J’étais partie rejoindre à Toulouse un groupe d’ami(e)s pour passer quelques jours avec eux.........

Je me rappelle la maison. Une vieille bicoque complètement délabrée dans un petit village à quelques km de Toulouse. Une grande maison, pleine de couloirs, de recoins. Il y faisait froid, humide malgré les énormes feux de cheminée que nous faisions brûler pour nous réchauffer. Je nous revois tous assis devant cette cheminée, buvant de la bière pour certains, de la tequila pour d’autres et discutant pendant des heures, des nuits entières, refaisant le monde à notre guise, selon notre plaisir tout en écoutant de la musique.

A l’issue d’une de ces soirées alors que tout le monde était finalement monté aller se coucher et s’enfouir sous les lourds édredons de plumes, je me suis retrouvée seule avec Marie.

Nous étions assises côte à côte les yeux perdus dans les flammes qui seules éclairaient la pièce la parant d’une lumière chatoyante. Marie, c’était ma meilleure amie, celle à qui je pouvais tout dire, plus proche que ne l’ont jamais été mes sœurs. Marie c’était mon autre moi-même, mon reflet. Elle connaissait tout de moi et je connaissais tout d’elle.

Ce soir-là, Marie était triste et je partageais son chagrin. Pour la consoler, je l’avais prise dans mes bras et la berçais doucement comme on fait à un enfant. Jusqu’à ce soir-là, malgré notre complicité il ne s’était jamais rien passé de physique entre nous et cela ne nous avait jamais traversé l’esprit du moins pas consciemment même si nous avions une envers l’autre une grande liberté de faire, sans fausse pudeur.

Marie avait posé sa tête dans le creux de mon cou et, doucement, j’ai passé ma main sur son visage pour essuyer ses larmes lui murmurant des mots d’apaisement. Tendrement, j’ai posé sur sa joue de petits baisers. Je ne sais plus si c’est elle qui a insensiblement relevé son visage vers moi ou bien si c’est moi qui ai fait glisser mes lèvres mais soudain nos bouches se sont jointes et nous nous sommes embrassées. Un véritable baiser comme nous ne nous en étions encore jamais données.

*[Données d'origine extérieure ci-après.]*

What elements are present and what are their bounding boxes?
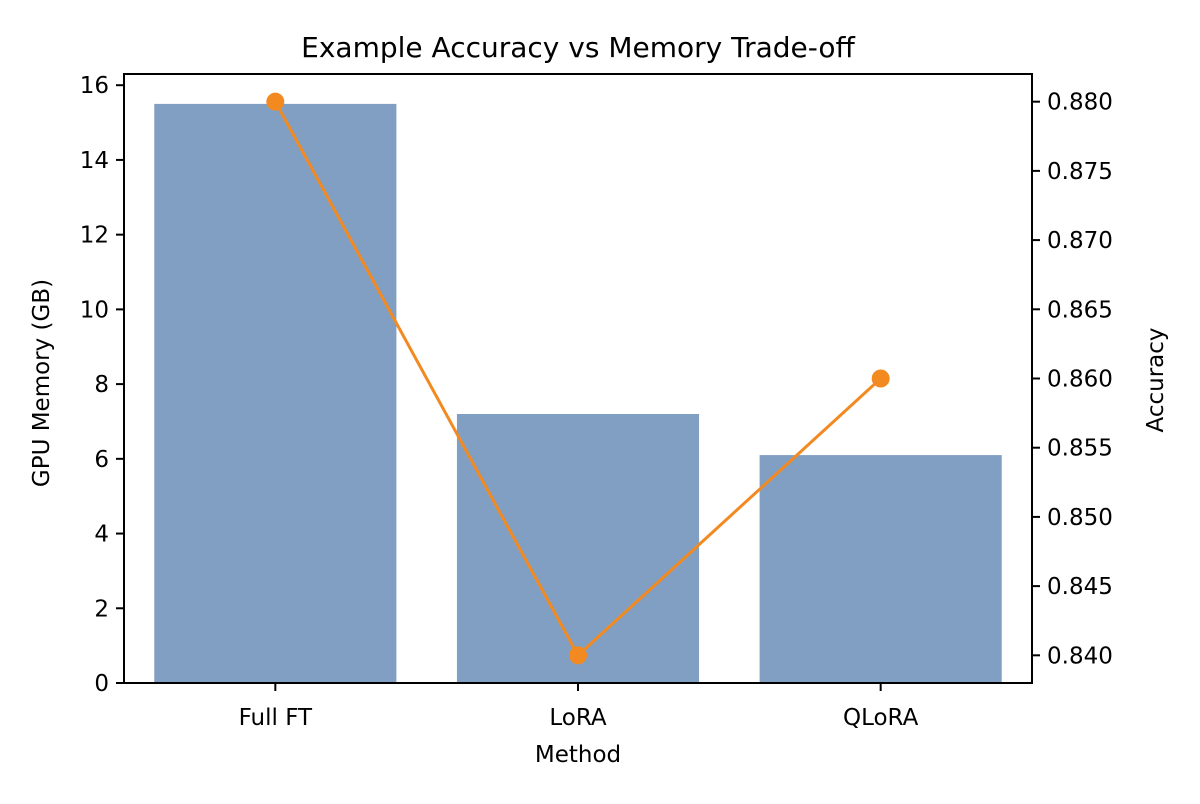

Je crois que nous avons été aussi surprises une que l’autre de ce qui venait de se passer et surtout de l’émoi que ce baiser avait suscité en nous. Nous sommes restées ainsi un moment, immobiles, silencieuses, intimidées par ce désir si imprévisible. Mais nous n’arrivions pas, non plus, à nous détacher une de l’autre.

Au bout d’un long moment, j’ai senti les mains de Marie glisser le long mon dos dans un lent mouvement très doux. Puis ses mains se sont posées sur mes épaules, ont forcé légèrement sur elles pour me faire me retourner. Nous étions face à face, nous dévisageant et alors j’ai su, comme elle le savait aussi, qu’il était inutile de résister à cet élan que rien ne nous avait laissé prévoir jusqu’alors, du moins pas consciemment.

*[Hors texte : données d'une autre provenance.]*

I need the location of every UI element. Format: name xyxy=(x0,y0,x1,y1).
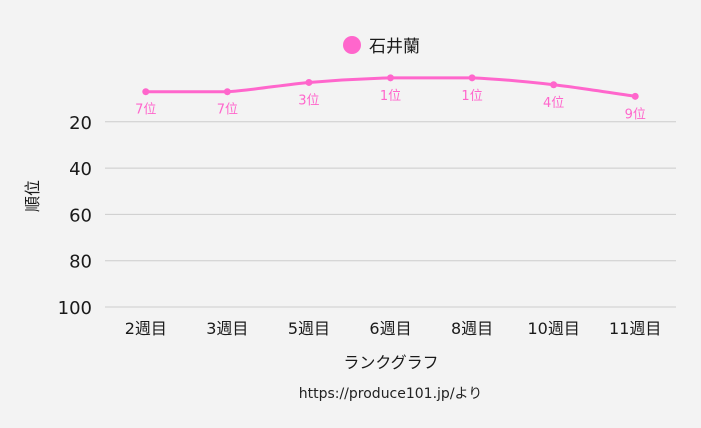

Nous nous sommes souri, unies dans une même connivence. Lentement nous nous sommes mutuellement déshabillées sans nous lâcher des yeux. Jamais encore, je n’avais connu une telle tension érotique. Un désir à la fois doux et violent. Et je savais qu’elle éprouvait les mêmes sensations que moi, le même élan.

Nous nous sommes alors allongées devant la cheminée, nos corps nus baignés par les flammes de l’âtre et nous nous sommes aimés, longtemps. C’était la première fois que je caressais un corps de femme et la douceur que j’y découvrais, les senteurs exquises qui s’en dégageaient m’ont emplie d’une émotion que je crois n’avoir plus jamais connue depuis et qui a fait couler mes larmes de bonheur.

C’était la première fois qu’une femme me caressait ainsi et immédiatement ses doigts ont su trouver la source de mon bonheur, de mon plaisir. Nulle recherche, comme si tout était déjà découvert et pourtant à découvrir, comme si nos corps se reconnaissaient eux qui s’imbriquaient si parfaitement un à l’autre, qui s’accordaient si harmonieusement.

Nous nous sommes endormies dans les bras une de l’autre une couverture hâtivement tirée sur nous pour nous recouvrir.

Nous nous sommes réveillées au petit matin. Le feu dans la cheminée était éteint et nous étions transies de froid. Nous avons alors rejoint silencieusement nos compagnons respectifs sans échanger le moindre mot comme si nous voulions à toute force préserver la magie sensuelle de cette nuit secrète.

Je ne sais si autour de nous quelqu’un s’est douté de ce qui s’était passé entre nous cette nuit là. Nous n’en avons jamais parlé. Cette nuit, j’ose l’espérer, est resté notre secret à Marie et à moi jusqu’à aujourd’hui où j’en parle.... mais c’était il y si longtemps.
Les circonstances ont fait que depuis des années je n’ai pas revu Marie. Je ne sais même plus où elle habite mais qu’importe, je garde de cette unique nuit, un souvenir magique et lumineux. Et Marie, malgré les années qui ont passé, est toujours dans mon cœur, un souvenir précieux que je chéris....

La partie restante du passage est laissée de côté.